Carlos Bolsonaro estreou na propaganda eleitoral de televisão sem mencionar Santa Catarina e pediu voto para o irmão Flávio, candidato à Presidência. O vereador, candidato ao Senado pelo estado, dedicou o programa a lembranças da infância e à família Bolsonaro.
A campanha abriu com Carlos falando da filha Júlia, de três anos e meio, e depois passou a narrar fotos antigas ao lado do pai, Jair Bolsonaro, e dos irmãos Flávio e Eduardo. Ao rememorar a família, descreveu a mãe como “sargentona” em casa e caracterizou o pai como alguém cuja autoridade vinha da conversa. “Sempre fomos muito unidos. Desenvolvemos o senso do que era certo e errado com a orientação do meu pai”, declarou.
No encerramento, Carlos apresentou a chapa bolsonarista em Santa Catarina incluindo Flávio na mensagem ao eleitor. “Eu sou Carlos Bolsonaro, candidato a senador, e o nosso time está escalado. Flávio Bolsonaro presidente, Jorginho Mello governador, Adriano como vice, e, lá no Senado comigo, a Carol De Toni”, afirmou.
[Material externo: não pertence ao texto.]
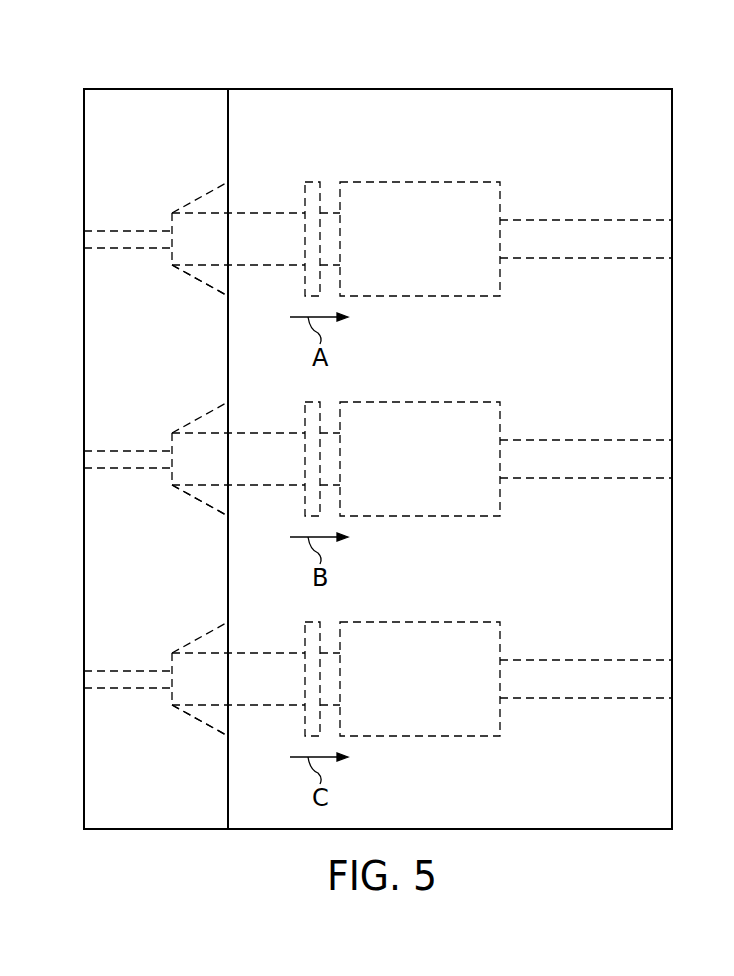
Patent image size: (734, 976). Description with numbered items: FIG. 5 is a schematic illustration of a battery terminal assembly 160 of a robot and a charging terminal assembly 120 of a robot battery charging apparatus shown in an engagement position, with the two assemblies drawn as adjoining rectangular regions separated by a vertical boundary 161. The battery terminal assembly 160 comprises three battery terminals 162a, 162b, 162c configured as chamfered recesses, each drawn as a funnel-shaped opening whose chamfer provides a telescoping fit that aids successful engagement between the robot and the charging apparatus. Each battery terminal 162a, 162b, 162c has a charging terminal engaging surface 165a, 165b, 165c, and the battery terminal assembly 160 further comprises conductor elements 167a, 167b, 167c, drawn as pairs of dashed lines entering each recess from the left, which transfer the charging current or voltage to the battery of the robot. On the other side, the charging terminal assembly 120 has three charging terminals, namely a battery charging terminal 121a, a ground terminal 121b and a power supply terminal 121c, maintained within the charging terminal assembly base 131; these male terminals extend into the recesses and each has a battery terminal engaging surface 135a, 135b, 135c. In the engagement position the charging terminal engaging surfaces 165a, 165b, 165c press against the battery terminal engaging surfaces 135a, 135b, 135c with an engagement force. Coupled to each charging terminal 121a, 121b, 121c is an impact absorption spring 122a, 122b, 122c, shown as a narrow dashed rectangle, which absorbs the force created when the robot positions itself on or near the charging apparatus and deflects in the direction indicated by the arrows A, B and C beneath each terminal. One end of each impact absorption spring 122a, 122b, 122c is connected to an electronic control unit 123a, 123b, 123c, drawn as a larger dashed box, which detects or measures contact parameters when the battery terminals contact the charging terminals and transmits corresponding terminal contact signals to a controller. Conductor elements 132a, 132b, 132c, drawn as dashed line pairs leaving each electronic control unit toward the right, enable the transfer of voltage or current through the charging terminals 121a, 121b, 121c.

The battery terminal assembly 160 is at (116, 86).
The connector facet 161 is at (95, 128).
The charging terminal assembly 120 is at (517, 85).
The charging terminal assembly base 131 is at (661, 120).
The conductor element 167a is at (109, 230).
The conductor element 167b is at (86, 438).
The conductor element 167c is at (86, 658).
The charging terminal engaging surface 165a is at (161, 222).
The charging terminal engaging surface 165b is at (161, 442).
The charging terminal engaging surface 165c is at (161, 662).
The battery terminal engaging surface 135a is at (168, 216).
The battery terminal engaging surface 135b is at (161, 442).
The battery terminal engaging surface 135c is at (161, 662).
The battery terminal 162a is at (198, 280).
The battery terminal 162b is at (169, 504).
The battery terminal 162c is at (169, 724).
The battery charging terminal 121a is at (268, 212).
The ground terminal 121b is at (256, 427).
The power supply terminal 121c is at (256, 647).
The impact absorption spring 122a is at (313, 181).
The impact absorption spring 122b is at (350, 442).
The impact absorption spring 122c is at (350, 662).
The electronic control unit 123a is at (500, 207).
The electronic control unit 123b is at (467, 456).
The electronic control unit 123c is at (467, 676).
The conductor element 132a is at (635, 259).
The conductor element 132b is at (586, 493).
The conductor element 132c is at (586, 713).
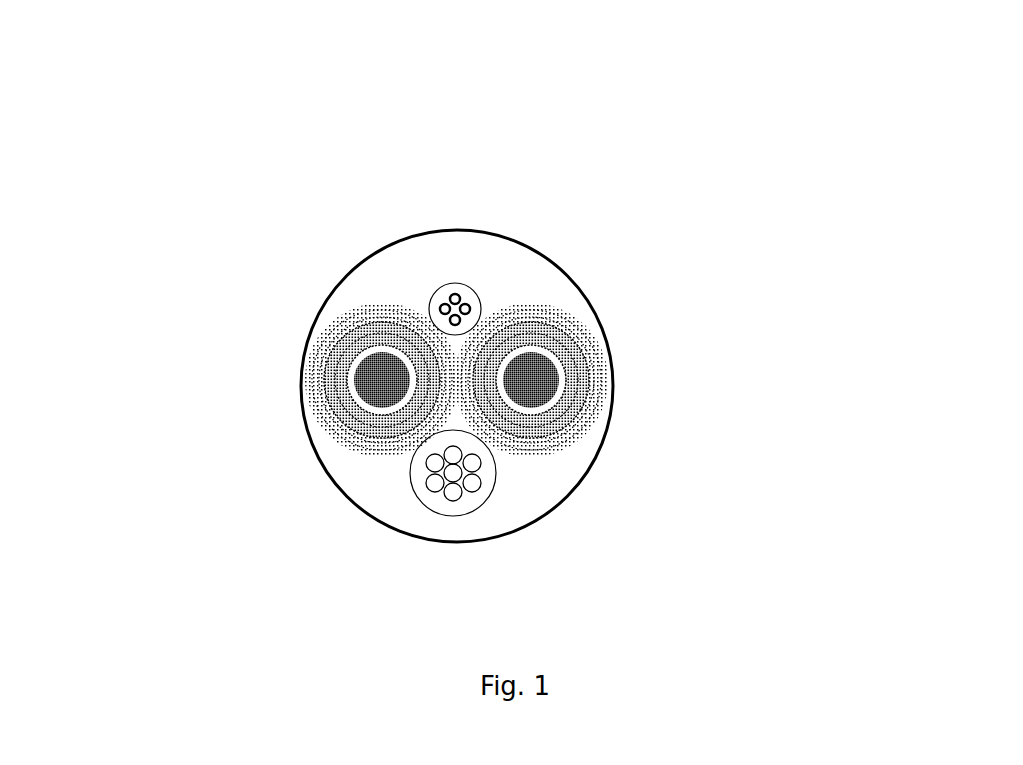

A ausência de referências ao estado abriu espaço para ataques da oposição. O vereador Afrânio Boppré, do PSOL e também candidato ao Senado, disse no horário eleitoral que as vagas catarinenses não poderiam ser entregues a uma “família do Rio de Janeiro” e acusou os Bolsonaros de viverem “nas páginas policiais na companhia de milicianos, chefes do crime e assassinos de aluguel”.
A entrada de Carlos na chapa majoritária também causou divisão no diretório catarinense do PL. Integrantes do partido avaliavam que ele ainda precisava se firmar como candidato ligado ao estado, enquanto a disputa pelas duas vagas ao Senado seguia acirrada nas pesquisas.
A deputada federal Carol De Toni, companheira de chapa de Carlos, concentrou seu programa nas próprias origens catarinenses e no mandato. Ela informou ter aprovado mais de 1.200 leis com outros parlamentares de oposição e destinado mais de R$ 370 milhões a municípios do estado antes de pedir votos para o “amigo” Carlos.